Para la misma época, nos estamos remitiendo a finales del siglo XIX y comienzos del siglo
XX, el filósofo y también matemático alemán Edmund Hussler, fundador de la corriente
fenomenológica, plantea diferenciar entre lo “mentado” y lo “manera de mentar”.
Un ejemplo clásico es la distinción entre el lucero matutino y el lucero vespertino. Ambas
proposiciones se refieren al mismo objeto, el planeta Venus, pero tienen diferente
sentido. Una evoca el amanecer, la otra el anochecer.

Uno y otro también reconocen que diferentes lenguas difieren no sólo en el sonido y en
sus signos sino en la manera distinta de significar el mundo. Podrán designar el mismo
objeto, pero la manera en la que se refieran a él viene ya definido y dado por la
peculiaridad de cada una.

En este sentido vemos que Wittgenstein profundiza y complejiza esa idea al hablar de
diferentes juegos del lenguaje. Considera que cada grupo de hablantes discurre en
diferentes lenguas, aunque se exprese en el mismo idioma.

Sólo alcanzaríamos una lengua común y universal y un entendimiento completo en el caso,


utópico, por cierto, de que se pudieran reunir todos los posibles juegos del lenguaje en
uno sólo. Afortunadamente o fatalmente desde Babel al esperanto solamente se trata de
una quimérica aspiración.

Si bien esa ficción es imposible de concretar, pareciera que ese hipotético lenguaje único,
supuesto de verdad, se impone como el ideal de todo hablar con sentido. Se estaría
siempre camino a él aunque no se alcance.

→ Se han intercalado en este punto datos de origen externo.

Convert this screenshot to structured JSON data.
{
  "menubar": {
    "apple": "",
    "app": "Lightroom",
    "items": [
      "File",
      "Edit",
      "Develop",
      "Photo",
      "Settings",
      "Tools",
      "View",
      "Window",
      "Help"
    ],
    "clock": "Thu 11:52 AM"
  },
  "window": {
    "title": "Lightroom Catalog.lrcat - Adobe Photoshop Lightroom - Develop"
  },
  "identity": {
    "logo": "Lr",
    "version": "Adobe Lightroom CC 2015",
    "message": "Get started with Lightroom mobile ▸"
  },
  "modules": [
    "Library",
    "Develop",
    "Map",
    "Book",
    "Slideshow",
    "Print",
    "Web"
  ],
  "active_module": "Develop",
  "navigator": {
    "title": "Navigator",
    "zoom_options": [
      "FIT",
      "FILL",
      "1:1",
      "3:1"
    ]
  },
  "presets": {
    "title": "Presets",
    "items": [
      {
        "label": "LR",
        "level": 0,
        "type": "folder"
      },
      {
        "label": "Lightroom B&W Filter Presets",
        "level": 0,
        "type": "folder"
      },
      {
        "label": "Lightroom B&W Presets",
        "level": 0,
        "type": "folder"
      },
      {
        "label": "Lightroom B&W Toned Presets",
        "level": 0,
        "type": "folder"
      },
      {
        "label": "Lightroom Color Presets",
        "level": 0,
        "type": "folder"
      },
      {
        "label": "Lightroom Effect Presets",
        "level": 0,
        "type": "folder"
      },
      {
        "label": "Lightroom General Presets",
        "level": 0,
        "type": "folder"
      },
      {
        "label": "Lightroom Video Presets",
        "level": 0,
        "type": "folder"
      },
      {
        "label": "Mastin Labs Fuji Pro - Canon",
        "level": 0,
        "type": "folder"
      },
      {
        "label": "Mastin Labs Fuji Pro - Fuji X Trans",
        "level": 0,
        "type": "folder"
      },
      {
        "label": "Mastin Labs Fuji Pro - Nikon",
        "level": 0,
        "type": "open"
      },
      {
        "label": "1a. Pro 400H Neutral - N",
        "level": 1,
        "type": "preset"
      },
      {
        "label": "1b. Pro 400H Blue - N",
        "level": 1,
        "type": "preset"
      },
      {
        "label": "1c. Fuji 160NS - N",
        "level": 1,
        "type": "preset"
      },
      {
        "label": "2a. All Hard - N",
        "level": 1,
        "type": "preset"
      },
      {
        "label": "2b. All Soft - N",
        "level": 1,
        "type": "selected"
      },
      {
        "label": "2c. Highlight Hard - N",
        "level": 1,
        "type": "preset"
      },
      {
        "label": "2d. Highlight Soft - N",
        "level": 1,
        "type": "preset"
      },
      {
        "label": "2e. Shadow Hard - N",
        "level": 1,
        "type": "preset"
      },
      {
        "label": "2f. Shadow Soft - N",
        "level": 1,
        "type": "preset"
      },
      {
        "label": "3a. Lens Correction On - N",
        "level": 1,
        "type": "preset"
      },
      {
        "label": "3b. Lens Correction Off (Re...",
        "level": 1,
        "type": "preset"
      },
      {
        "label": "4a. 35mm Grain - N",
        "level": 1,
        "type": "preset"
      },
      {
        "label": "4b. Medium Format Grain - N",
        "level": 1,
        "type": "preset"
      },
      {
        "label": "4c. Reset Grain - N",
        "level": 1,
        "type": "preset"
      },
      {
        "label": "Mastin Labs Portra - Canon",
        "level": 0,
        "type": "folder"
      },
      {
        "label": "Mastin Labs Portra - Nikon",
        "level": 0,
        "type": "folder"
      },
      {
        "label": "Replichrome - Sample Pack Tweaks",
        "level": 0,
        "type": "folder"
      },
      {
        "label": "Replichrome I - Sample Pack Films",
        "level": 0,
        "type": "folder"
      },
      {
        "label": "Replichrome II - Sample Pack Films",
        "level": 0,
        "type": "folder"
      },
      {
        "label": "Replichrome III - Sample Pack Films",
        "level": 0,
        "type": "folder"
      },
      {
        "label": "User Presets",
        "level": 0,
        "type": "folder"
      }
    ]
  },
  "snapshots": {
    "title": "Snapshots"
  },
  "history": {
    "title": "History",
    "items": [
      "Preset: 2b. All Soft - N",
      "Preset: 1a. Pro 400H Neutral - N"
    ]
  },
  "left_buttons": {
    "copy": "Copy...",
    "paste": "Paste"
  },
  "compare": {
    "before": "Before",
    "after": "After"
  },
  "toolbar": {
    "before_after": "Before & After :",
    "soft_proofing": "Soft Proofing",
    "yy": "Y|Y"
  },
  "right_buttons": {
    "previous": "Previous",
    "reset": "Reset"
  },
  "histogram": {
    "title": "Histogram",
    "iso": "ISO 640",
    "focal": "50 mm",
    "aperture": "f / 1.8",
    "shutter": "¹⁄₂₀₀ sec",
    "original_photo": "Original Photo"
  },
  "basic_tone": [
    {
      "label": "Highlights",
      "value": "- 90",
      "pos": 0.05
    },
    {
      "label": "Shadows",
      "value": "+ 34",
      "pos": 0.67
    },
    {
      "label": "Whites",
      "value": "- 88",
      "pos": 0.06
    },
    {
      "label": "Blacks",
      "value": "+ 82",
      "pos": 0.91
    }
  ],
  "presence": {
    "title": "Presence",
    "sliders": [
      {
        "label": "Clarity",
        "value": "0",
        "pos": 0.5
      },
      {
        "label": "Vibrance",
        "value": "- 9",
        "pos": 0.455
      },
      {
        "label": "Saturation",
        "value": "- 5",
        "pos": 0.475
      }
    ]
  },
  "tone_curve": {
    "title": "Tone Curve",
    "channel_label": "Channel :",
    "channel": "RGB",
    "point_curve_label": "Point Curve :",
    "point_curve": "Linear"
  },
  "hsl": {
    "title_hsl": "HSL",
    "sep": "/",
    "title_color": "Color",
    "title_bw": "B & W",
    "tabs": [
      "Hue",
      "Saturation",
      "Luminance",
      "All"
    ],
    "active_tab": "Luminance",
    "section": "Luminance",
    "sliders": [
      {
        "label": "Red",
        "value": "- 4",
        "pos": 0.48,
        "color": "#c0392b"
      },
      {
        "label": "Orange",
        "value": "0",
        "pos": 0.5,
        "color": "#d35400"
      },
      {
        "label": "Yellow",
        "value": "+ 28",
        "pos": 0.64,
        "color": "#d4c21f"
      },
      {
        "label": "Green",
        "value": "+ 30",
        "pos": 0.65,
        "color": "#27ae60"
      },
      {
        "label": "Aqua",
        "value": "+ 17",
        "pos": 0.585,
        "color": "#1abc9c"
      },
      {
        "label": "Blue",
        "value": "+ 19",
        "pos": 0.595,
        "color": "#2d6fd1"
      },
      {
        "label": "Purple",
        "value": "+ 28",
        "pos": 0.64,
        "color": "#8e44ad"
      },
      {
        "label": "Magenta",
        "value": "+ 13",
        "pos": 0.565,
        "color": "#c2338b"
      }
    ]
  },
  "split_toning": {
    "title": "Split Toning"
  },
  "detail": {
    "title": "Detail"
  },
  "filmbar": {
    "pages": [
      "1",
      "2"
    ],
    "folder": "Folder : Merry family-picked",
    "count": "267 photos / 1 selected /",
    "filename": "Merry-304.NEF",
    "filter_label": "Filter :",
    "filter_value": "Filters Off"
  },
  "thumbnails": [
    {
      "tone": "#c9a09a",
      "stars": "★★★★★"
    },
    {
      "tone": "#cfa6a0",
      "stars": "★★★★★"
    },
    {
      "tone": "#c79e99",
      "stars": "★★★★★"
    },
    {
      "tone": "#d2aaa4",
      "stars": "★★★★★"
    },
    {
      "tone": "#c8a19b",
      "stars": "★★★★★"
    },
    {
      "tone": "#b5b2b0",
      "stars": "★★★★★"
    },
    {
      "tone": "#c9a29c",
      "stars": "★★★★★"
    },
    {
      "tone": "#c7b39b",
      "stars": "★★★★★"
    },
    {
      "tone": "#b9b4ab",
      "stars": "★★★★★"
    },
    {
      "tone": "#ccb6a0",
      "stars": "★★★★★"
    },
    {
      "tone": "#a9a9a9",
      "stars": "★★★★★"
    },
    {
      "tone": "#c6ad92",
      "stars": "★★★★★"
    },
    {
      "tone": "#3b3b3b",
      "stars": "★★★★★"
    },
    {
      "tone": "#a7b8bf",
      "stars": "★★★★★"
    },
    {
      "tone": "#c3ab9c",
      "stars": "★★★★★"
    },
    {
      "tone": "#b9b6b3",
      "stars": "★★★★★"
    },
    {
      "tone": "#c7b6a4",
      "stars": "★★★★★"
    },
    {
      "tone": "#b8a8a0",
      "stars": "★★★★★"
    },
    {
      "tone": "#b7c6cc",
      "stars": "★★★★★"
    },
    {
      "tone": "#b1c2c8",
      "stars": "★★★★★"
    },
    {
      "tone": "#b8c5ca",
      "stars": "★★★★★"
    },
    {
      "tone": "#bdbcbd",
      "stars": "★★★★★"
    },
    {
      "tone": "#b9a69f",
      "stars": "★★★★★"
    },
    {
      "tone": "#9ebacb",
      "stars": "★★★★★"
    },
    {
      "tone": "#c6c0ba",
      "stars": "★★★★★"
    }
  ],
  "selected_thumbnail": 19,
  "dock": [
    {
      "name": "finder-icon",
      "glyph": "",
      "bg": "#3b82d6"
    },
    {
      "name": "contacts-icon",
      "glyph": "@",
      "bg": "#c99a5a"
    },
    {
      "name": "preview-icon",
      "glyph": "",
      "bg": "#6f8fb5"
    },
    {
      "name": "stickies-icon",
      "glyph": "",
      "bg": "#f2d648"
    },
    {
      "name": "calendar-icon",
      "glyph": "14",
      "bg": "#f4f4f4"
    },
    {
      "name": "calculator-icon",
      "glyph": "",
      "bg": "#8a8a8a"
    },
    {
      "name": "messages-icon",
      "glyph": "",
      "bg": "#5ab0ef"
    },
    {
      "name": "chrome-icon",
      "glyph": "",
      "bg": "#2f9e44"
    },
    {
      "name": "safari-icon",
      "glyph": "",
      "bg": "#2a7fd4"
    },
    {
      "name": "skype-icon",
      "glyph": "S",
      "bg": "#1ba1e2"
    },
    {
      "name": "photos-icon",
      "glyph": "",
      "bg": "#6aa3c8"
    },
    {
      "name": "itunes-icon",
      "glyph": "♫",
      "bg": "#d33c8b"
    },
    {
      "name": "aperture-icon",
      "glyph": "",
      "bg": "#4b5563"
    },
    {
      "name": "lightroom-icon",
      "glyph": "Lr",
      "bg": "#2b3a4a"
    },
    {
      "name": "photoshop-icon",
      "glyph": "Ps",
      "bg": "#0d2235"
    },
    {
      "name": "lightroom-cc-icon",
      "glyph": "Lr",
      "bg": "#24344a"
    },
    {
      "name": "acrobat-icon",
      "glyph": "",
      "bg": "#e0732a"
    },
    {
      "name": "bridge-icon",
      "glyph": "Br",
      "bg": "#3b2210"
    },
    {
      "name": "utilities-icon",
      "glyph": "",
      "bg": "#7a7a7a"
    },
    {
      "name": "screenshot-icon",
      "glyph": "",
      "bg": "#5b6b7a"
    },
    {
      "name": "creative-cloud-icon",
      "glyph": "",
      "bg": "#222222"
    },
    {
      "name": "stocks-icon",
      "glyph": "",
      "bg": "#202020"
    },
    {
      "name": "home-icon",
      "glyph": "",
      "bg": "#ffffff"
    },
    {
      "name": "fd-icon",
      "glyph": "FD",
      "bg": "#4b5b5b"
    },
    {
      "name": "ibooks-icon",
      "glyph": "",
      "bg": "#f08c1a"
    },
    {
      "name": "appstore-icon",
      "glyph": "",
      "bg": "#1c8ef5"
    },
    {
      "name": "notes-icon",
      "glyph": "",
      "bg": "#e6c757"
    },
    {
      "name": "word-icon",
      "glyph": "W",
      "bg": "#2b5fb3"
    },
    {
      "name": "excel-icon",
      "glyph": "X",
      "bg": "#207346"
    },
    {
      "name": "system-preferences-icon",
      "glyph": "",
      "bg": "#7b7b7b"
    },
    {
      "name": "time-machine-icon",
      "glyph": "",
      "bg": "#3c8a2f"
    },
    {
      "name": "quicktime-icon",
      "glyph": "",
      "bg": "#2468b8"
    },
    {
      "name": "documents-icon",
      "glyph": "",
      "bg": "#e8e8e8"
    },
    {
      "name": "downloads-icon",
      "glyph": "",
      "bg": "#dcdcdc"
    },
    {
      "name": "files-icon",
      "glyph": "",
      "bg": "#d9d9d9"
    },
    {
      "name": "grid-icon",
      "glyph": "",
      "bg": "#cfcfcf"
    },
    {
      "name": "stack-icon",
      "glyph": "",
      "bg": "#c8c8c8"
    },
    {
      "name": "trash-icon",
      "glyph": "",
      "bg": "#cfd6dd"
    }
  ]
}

La lengua adánica, tomada como metáfora de un lenguaje unívoco, fue una ambición,
aunque desmedida, impulsada por el deseo o la pretensión de alcanzar una inteligibilidad
absoluta sobre las cosas. Esa ambición movilizó las fuerzas intelectuales del renacimiento
europeo, alcanzando su apogeo en el Iluminismo.

Wittgenstein planteó no solamente que eso es un imposible, cuestión ya por demás


reconocida en su época, sino que una sostenida búsqueda de respuestas a lo inasequible,
enferma. Sabemos que los caminos de la razón también pueden llevar al infierno. Se
propuso entonces una cura de la filosofía, a la que consideraba la principal afectada por el
malentendido de que el saber, lo mismo que el lenguaje, no conoce límites.

Así como Nietszche se propuso, con su Zaratustra, anunciar la muerte de Dios,


Wittgenstein proclamó la limitación del lenguaje. Un callar terapéutico frente a tanta
palabrería inconducente. “Lo que no se puede decir es mejor callar”, dejó planteado al
final de su Tractatus.

Se ha mal interpretado este aforismo en el sentido de mejor no hablar de ciertas cosas -


vana disquisición, dicho sea de paso, que pretendió reducir abusivamente el aporte
wittgensteiniano a un silencio sobre su homosexualidad.
Hay que considerar que esta formulación viene a reivindicar fundamentalmente los límites
del decir e intenta establecer también como fuente de conocimiento lo indecible.
Agregando algo que va a sugerir muchas interrogaciones y que genera intensos debates,
“aquello que no se pueda decir se puede mostrar”.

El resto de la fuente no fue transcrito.